Unlearning what we know about chemistry

I watched the live-streamed portion of the Ellen MacArthur Foundation’s annual summit as balm against the sting of not being able to attend in person. First of all it didn’t work out – I’m still quite disappointed that I couldn’t attend.

I will say, however, that the hour-long session, “Design Turns Ambition Into Action”, had an excellent list of speakers. For anyone who missed the livestream, I encourage you to give it a view.

When you live and breathe circularity, it can often be difficult to be seduced by content. Even in such a new field, many ideas can feel incremental, derivative, and chip away at the edges of the problem. The general lack of “wow” ideas often does, but shouldn’t surprise us. After all, most people working on circular economy innovations have been part of the existing linear economy all their lives. It can be difficult to ignore the current reality and think about a better future. Therein lies the main conclusion I had after watching the EMF Summit 22 live stream:

We must unlearn much of what we have internalized over the past century to make the progress we need.

There are several ways this is true, but I’ll focus on just one here. We have to start by unlearning what we know about chemistry. I’m clearly a bit biased here as a chemist myself, but don’t worry: the person I’m going to refer to is also a chemist. Ilham Kadri, CEO of Solvay, explained at the summit that chemistry is the “mother of all industries”. Indeed, without chemistry, we would have a very limited set of materials to work with. Even the vast majority of bio-based materials on the market are synthesized, modified or fortified by chemistry. What does it mean to unlearn what we have learned about chemistry so far? I will try to answer this question from several angles:

Number 1: The Chemist

One of the many things I’ve learned since graduating as a laboratory chemist is that you can’t expect chemists to design safe chemicals if you don’t teach them how. As a “basic science”, chemistry is taught the same way in most places and from the same old books. This part of the agreement is, in my opinion, OK. The basics of chemistry have not changed and probably will not change.

The flaw today, however, is that chemists aren’t necessarily required to learn toxicology, green chemistry, or how biological systems synthesize new chemicals. If you ask Paul Anastas and John Warner, authors of the landmark book on green chemistry, they’ll both tell you that’s what needs to change. In order to design safer and greener chemistry, we need to change the way we teach chemists.

Another important part of retraining chemists is getting them to stop thinking linearly. Typically, a chemical reaction is written on paper something like this:

As chemists, we know that all of these chemical reactions are theoretically reversible. Even knowing this, we usually don’t envision a real desire to reverse a reaction in the future. It’s tricky, but I’ll argue here that chemists need to think more circularly if the economy is to operate more circularly (Full disclosure, I just had to do a web search to make sure ” circularly” is actually a word). This means designing chemical reactions, especially those of polymeric substances, that can be easily reversed to create new materials.
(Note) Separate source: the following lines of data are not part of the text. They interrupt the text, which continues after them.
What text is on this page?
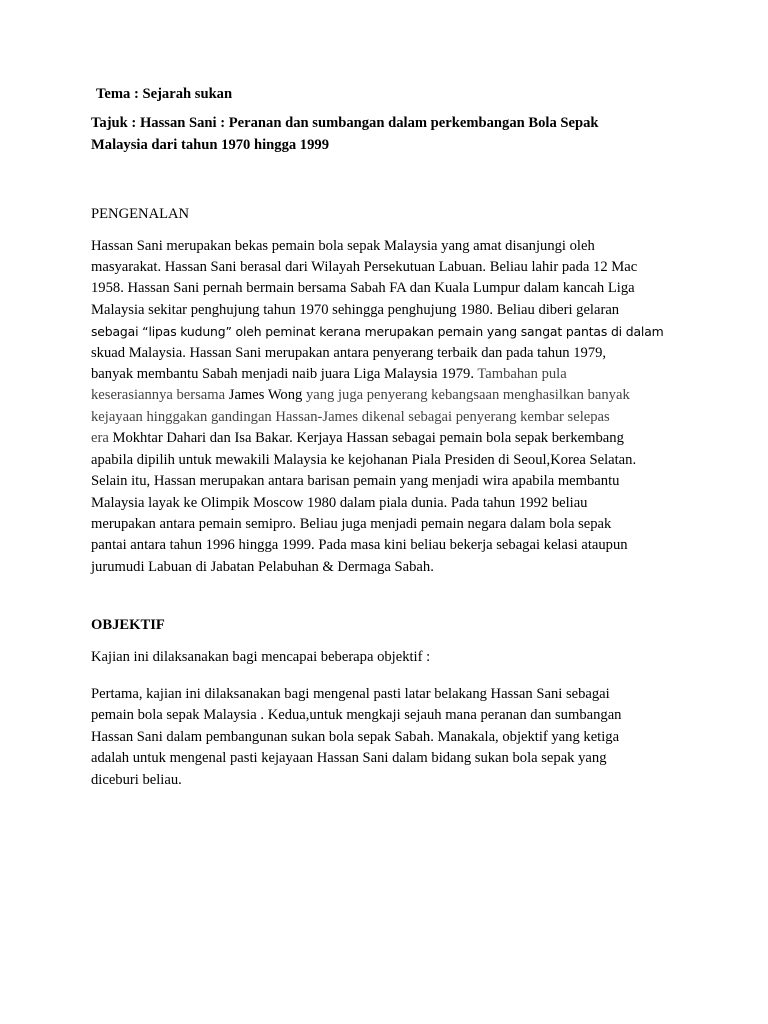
Tema : Sejarah sukan
Tajuk : Hassan Sani : Peranan dan sumbangan dalam perkembangan Bola Sepak
Malaysia dari tahun 1970 hingga 1999
PENGENALAN
Hassan Sani merupakan bekas pemain bola sepak Malaysia yang amat disanjungi oleh
masyarakat. Hassan Sani berasal dari Wilayah Persekutuan Labuan. Beliau lahir pada 12 Mac
1958. Hassan Sani pernah bermain bersama Sabah FA dan Kuala Lumpur dalam kancah Liga
Malaysia sekitar penghujung tahun 1970 sehingga penghujung 1980. Beliau diberi gelaran
sebagai “lipas kudung” oleh peminat kerana merupakan pemain yang sangat pantas di dalam
skuad Malaysia. Hassan Sani merupakan antara penyerang terbaik dan pada tahun 1979,
banyak membantu Sabah menjadi naib juara Liga Malaysia 1979. Tambahan pula
keserasiannya bersama James Wong yang juga penyerang kebangsaan menghasilkan banyak
kejayaan hinggakan gandingan Hassan-James dikenal sebagai penyerang kembar selepas
era Mokhtar Dahari dan Isa Bakar. Kerjaya Hassan sebagai pemain bola sepak berkembang
apabila dipilih untuk mewakili Malaysia ke kejohanan Piala Presiden di Seoul,Korea Selatan.
Selain itu, Hassan merupakan antara barisan pemain yang menjadi wira apabila membantu
Malaysia layak ke Olimpik Moscow 1980 dalam piala dunia. Pada tahun 1992 beliau
merupakan antara pemain semipro. Beliau juga menjadi pemain negara dalam bola sepak
pantai antara tahun 1996 hingga 1999. Pada masa kini beliau bekerja sebagai kelasi ataupun
jurumudi Labuan di Jabatan Pelabuhan & Dermaga Sabah.
OBJEKTIF
Kajian ini dilaksanakan bagi mencapai beberapa objektif :
Pertama, kajian ini dilaksanakan bagi mengenal pasti latar belakang Hassan Sani sebagai
pemain bola sepak Malaysia . Kedua,untuk mengkaji sejauh mana peranan dan sumbangan
Hassan Sani dalam pembangunan sukan bola sepak Sabah. Manakala, objektif yang ketiga
adalah untuk mengenal pasti kejayaan Hassan Sani dalam bidang sukan bola sepak yang
diceburi beliau.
In order to design safer and greener chemistry, we need to change the way we teach chemists.

Number 2: The Product Designer

If chemists are to learn to design safer chemicals, product designers and engineers must learn to assess product safety and circularity. Regardless of the sector, product development processes must integrate considerations relating to human and environmental health, economy of atoms, energy efficiency and the circularity of products and materials. Too often this is not done or is done without real control over the final product. Having spent a lot of time as a practitioner of corporate sustainability and having seen the difference between companies with and without sustainability built into the product development process, I can say with confidence that it is inexcusable to develop products without checks and balances in place today.

Number 3: The end user

Product users need to develop both a healthy skepticism of claims and a willingness to ask the tough questions of manufacturers and retailers. The age-old adage (at least since I’ve been in this space) is that B2C companies don’t experience as much pressure from customers to make sustainable choices as B2B companies. In some ways, that’s true. Large corporate customers tend to have their own sustainability goals that can be achieved at least in part through sustainable procurement. They also have a purchasing power that few individuals have.

We need to learn from past mistakes, forget old ways and move on.

But the individual voices of consumers can be just as strong as those of large corporations and institutional buyers if they actually use those voices and educate themselves on what questions to ask. In other words, don’t ask if a product is “chemical-free”, “non-toxic” or just “sustainable”. These questions are largely meaningless. Instead, ask what certifications a product has to ensure the safety of users and the environment, whether the product contains chemicals on regulatory or NGO lists, or even for detailed ingredient information with hazard data. . While you may not always get exactly what you asked for, rest assured that these pointed questions get the attention of companies.

My takeaways

There’s a lot that can (and should) be done to move us towards a more circular economy, and most of us have a lot to learn about how to get there. We need to learn from past mistakes, forget old ways and move on. I believe this is especially true in the field of chemistry. To do this, however, we need to rethink the chemistry on the bench, at the materials manufacturer, and at the product manufacturer. Additionally, people at all of these levels (and the consumer space) need to be less afraid to ask tough questions.